The current California drought is nothing compared with what has happened in the past and will likely happen again someday.

JR
May 2, 2014 10:58 am

Must be some pretty clueless reviewers that allowed this trash to be published. Everyone knows that tree rings are a proxy for *temperature*.
/sarc

hunter
May 2, 2014 11:05 am

I recall this sort of drought history being discussed in the late 1960’s. Drought periods of over 50 years were discovered in the same region. It seems as if modern paleo work is allowing for finer resolution of the drought periods. this information gives some perspective on the climate obsessed’s compulsion to claim every notable weather event is somehow unprecedented and due to CO2.

Robert W Turner
May 2, 2014 11:13 am

Pfft, not like the Cult of Global Warming must pay heed to these findings. It will be as if this study, like all of the other hundreds of real climate research papers, was never published.

ffohnad
May 2, 2014 11:32 am

In the early 1800’s the Great Plains were often referred to as the Great American Desert by cartographers and travelers alike. By the time large scale emigration started, climate had moved from the LIA into a bit wetter mode.

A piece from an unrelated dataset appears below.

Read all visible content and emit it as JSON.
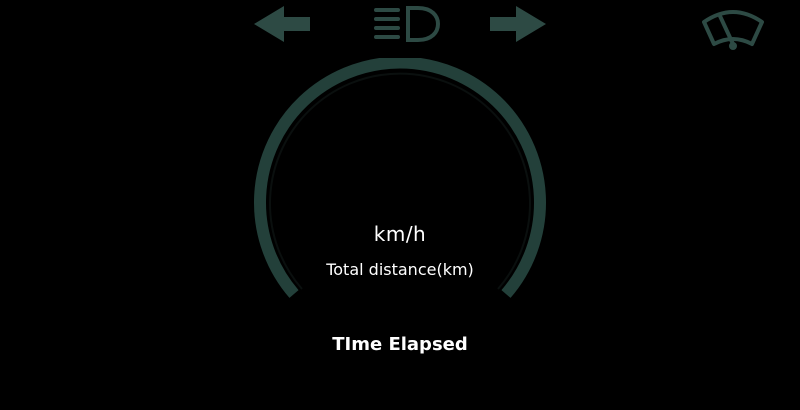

There are many observations from early settlers that spoke of sufficient rain and the Term GAD disappeared from maps and minds.
Best
Doug

wws
May 2, 2014 11:43 am

“Scientists disagree over the causes of the Little Ice Age, although an environmental scientist at the University of Virginia has pointed the finger at human activity.”
You know, if you slack up on offering the Sacrifices, these kinds of things happen every time.

richard
May 2, 2014 12:18 pm

I think this is the big give away.
Prairie grass.
Do not plough up a drought resistant plant that can flower in a drought and replace with non drought resistant crops.
Bison, hardy animal also good at surviving droughts.

TRG
May 2, 2014 12:18 pm

No more grant money for you, buddy.

Eric Anderson
May 2, 2014 12:26 pm

Hold on just a minute . . .
Those rings are supposed to teach us all about temperature, don’t ya know, not moisture.
Surely we’re not going to suggest that tree growth is influenced by multiple factors. 🙂
—–
Seriously, though, it is good to get an occasional long-term view to remind us that perhaps what we currently see isn’t quite as “unprecedented” as some would have us believe.

RAH
May 2, 2014 12:26 pm

Yea, Bison were good at surviving anything but man.